Fisman then posted some hospitalisation statistics saying he was going to write a thread on the latest trend in data fudging, leading Chandra to point out Fisman’s own fudging, saying, ‘This graph of yours is not just misleading, it is straight out of “How to Lie with Statistics”. You selectively reduce the y-axis for kids to suggest that hospitalisations are comparable to adults. My undergraduate students know better than to do that.’
Fisman called Chandra ‘uncollegial’.
Eighty-one percent of Canadians received at least one covid vaccine but Fisman set out to help make life intolerable for those who didn’t. It was already disconcertingly common for people who were open about their choice to decline the experimental vaccines to be shunned by those who didn’t. Over Christmas 2021, one friend of mine was exiled from family celebrations. She had been sick with covid pneumonia in August and although she had recovered, her triple vaccinated mother remained absurdly afraid she might still pose a risk. Quality time with her mother that holiday season entailed standing outside in -20 °C speaking through the firmly closed window of a car. How does a vaccine protect anyone if the recipients remain fearful of those who haven’t had it?

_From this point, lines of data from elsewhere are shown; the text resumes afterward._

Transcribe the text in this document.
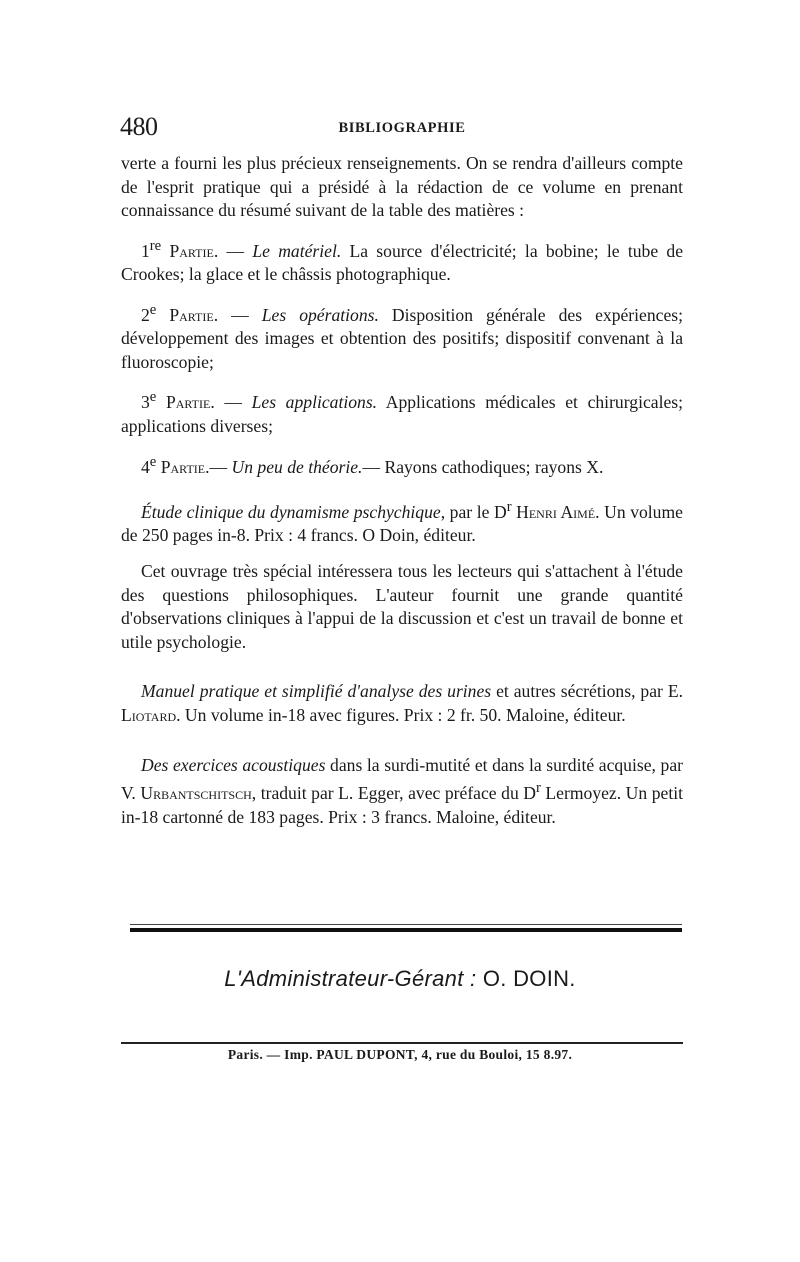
480	BIBLIOGRAPHIE

verte a fourni les plus précieux renseignements. On se rendra d'ailleurs compte de l'esprit pratique qui a présidé à la rédaction de ce volume en prenant connaissance du résumé suivant de la table des matières :

1re Partie. — Le matériel. La source d'électricité; la bobine; le tube de Crookes; la glace et le châssis photographique.

2e Partie. — Les opérations. Disposition générale des expériences; développement des images et obtention des positifs; dispositif convenant à la fluoroscopie;

3e Partie. — Les applications. Applications médicales et chirurgicales; applications diverses;

4e Partie.— Un peu de théorie.— Rayons cathodiques; rayons X.

Étude clinique du dynamisme pschychique, par le $D^r$ Henri Aimé. Un volume de 250 pages in-8. Prix : 4 francs. O Doin, éditeur.

Cet ouvrage très spécial intéressera tous les lecteurs qui s'attachent à l'étude des questions philosophiques. L'auteur fournit une grande quantité d'observations cliniques à l'appui de la discussion et c'est un travail de bonne et utile psychologie.

Manuel pratique et simplifié d'analyse des urines et autres sécrétions, par E. Liotard. Un volume in-18 avec figures. Prix : 2 fr. 50. Maloine, éditeur.

Des exercices acoustiques dans la surdi-mutité et dans la surdité acquise, par V. Urbantschitsch, traduit par L. Egger, avec préface du $D^r$ Lermoyez. Un petit in-18 cartonné de 183 pages. Prix : 3 francs. Maloine, éditeur.

L'Administrateur-Gérant : O. DOIN.
Paris. — Imp. PAUL DUPONT, 4, rue du Bouloi, 15 8.97.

Into this already combustible atmosphere, Fisman and his co-authors tossed in a paper suggesting that being unvaccinated against Covid-19 was a risk to the community in the same way as indoor smoking or drunk driving. ‘We thought what was missing from that conversation was, what are the rights of vaccinated people to be protected from unvaccinated people,’ he told CTV evening news. In his upside-down world, it was a crime to refuse a medical treatment and breathe the same air as others.
Prime Minister Trudeau now gaslights Canadians by saying, ‘My responsibility was to keep as many Canadians alive as possible. And all of the scientists and the medical experts and the researchers, not just in Canada but around the world, understood that vaccination was going to be the way through this. And therefore while not forcing anyone to get vaccinated I chose to make sure that all the incentives and all the protections were there to encourage Canadians to get vaccinated.’
Watteel had never heard of Fission until April 2022. There is a laudable motivation behind her efforts to expose Fisman’s fraud. She writes of his paper, ‘Not only did it work to vilify an identifiable group of people, but there are no protections or mechanisms in place to prevent this from happening again . . . This is especially concerning, as Fisman leads the modelling for future pandemic preparedness and response at UofT’s Institute for Pandemics, showing that greater scrutiny of data and statistics is needed to prevent future scientific abuses.’
Fisman has an influential pulpit. As Regina Watteel ably argues, his pronouncements on epidemic modelling, which are far more extreme than any put forward by Neil Ferguson, need to come with a health warning. Your own health may depend on it.